Greetings from Portsmouth, NH,
Just as all of your Asia-Pacific Dashboard Digest newsletters come from the United States, it must sometimes feel as though many of our greatest privacy conundrums originate here in the States as well. From the innovation of Silicon Valley to the surveillance leader of the "Five Eyes," we seem to be good at pushing the privacy envelope.
The world is certainly watching the U.S. vs. Microsoft case, where Microsoft is battling with the U.S. government over whether it has to turn over data stored on servers on foreign soil upon the demand of a warrant. The issue has reached the U.S. Supreme Court, and Microsoft suddenly finds itself with friends in many corners of the globe, including New Zealand. NZ Privacy Commissioner John Edwards has now filed a brief with the Supreme Court, arguing that any requirement for Microsoft or any other organization to serve up data held in New Zealand would violate NZ law, and that there are already established mutual assistance agreements in place that would allow the U.S. to get such data legally. The European Union and Ireland have also filed briefs in the case, which will be heard sometime in 2018.

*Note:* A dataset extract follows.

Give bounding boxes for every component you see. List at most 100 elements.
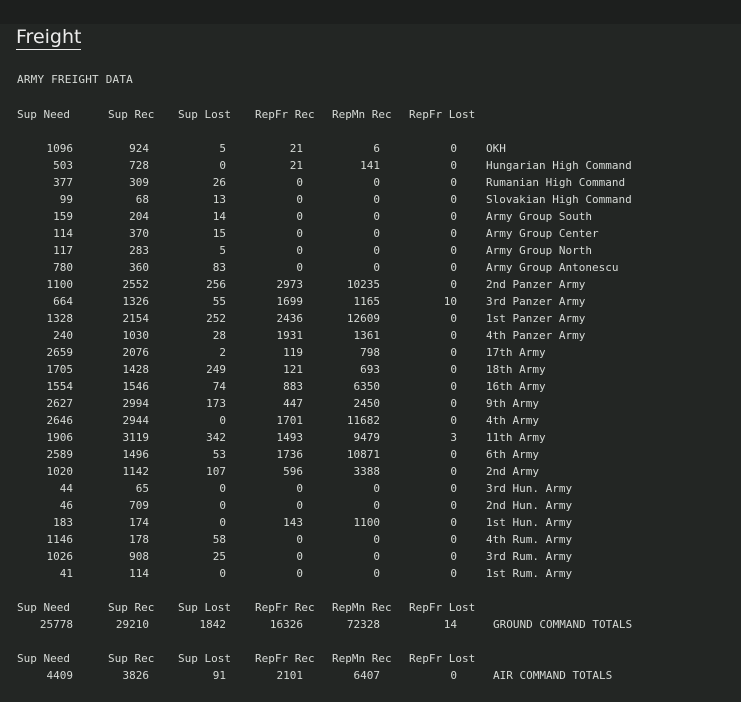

What strikes me about this is the great leveling power of the law, whether within a jurisdiction or around the globe. New Zealand's gross domestic product is $185 billion annually. Microsoft, alone, brings in $85 billion in revenue annually. NZ has 5.7 million people. Twenty-four of the U.S. states have more. However, New Zealand isn't just going to roll over and let the U.S. do whatever it likes with the personal data of its citizens, even the personal data of non-citizens that happens to reside on its shores.
Kudos to Edwards for making it clear New Zealand sees itself as a thought leader on the international privacy stage and participating in the global dialogue around how data should be treated as it crosses borders. The world will be watching this case for sure, from the EU to New Zealand and beyond.